Celso Lafer, chanceler nos governos Collor e FHC, cita um detalhe importante: o Congresso é o único habilitado pela Constituição de 1988 a convocar referendos ou plebiscitos. Não é atribuição do presidente, que assim não tem um instrumento para atropelar o Legislativo e obter a legitimidade diretamente com os eleitores.
O país em que o referendo se tornou instrumento caricatural é a Venezuela. Chávez o utilizou quando estava em alta. Agora manobra para, em baixa, não ser destituído em consulta popular.

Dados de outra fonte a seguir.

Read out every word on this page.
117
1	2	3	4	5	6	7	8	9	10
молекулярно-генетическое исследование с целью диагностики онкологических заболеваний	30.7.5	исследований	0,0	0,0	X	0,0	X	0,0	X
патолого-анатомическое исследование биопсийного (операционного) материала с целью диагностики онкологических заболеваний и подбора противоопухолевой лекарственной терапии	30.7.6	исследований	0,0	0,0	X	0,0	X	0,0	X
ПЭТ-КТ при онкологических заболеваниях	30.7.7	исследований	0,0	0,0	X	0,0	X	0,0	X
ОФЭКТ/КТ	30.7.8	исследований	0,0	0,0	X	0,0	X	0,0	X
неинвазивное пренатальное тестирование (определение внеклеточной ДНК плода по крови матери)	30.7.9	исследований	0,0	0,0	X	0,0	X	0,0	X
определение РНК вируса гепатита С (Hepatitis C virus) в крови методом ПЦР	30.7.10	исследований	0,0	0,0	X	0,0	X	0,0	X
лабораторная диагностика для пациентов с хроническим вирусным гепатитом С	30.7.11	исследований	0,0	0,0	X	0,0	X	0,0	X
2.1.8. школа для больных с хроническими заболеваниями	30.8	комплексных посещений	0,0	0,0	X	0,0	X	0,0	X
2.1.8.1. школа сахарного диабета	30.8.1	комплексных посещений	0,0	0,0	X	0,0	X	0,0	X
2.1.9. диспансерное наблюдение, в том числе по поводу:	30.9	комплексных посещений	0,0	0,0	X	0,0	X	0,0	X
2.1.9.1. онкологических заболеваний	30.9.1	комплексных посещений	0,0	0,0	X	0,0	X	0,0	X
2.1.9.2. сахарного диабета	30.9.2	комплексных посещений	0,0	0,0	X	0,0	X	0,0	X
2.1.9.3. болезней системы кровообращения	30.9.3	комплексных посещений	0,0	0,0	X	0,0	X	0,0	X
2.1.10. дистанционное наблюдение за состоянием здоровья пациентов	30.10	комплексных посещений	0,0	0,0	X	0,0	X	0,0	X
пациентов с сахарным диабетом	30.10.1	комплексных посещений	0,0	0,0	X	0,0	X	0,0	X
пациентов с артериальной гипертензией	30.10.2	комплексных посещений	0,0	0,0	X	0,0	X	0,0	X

Há dois anos, "Chávez tinha uma liderança regional forte", diz o cubano exilado Carlos Alberto Montaner, co-autor do "Manual do Perfeito Idiota Latino-Americano" (1996), uma profissão de fé no liberalismo. Chávez chegou a propor que ninguém aderisse à Alca (Área de Livre Comércio das Américas) sem um prévio plebiscito. Mas hoje prevalece o comportamento moderado e diplomático do presidente Lula.
Atílio Borón, secretário-executivo do Clacso (Conselho Latino-Americano de Ciências Sociais), diz que plebiscitos e referendos são pouco usados no continente. Vota-se menos que na Europa (adoção da moeda comum) ou que nos EUA, quando a agenda política tem temas relevantes.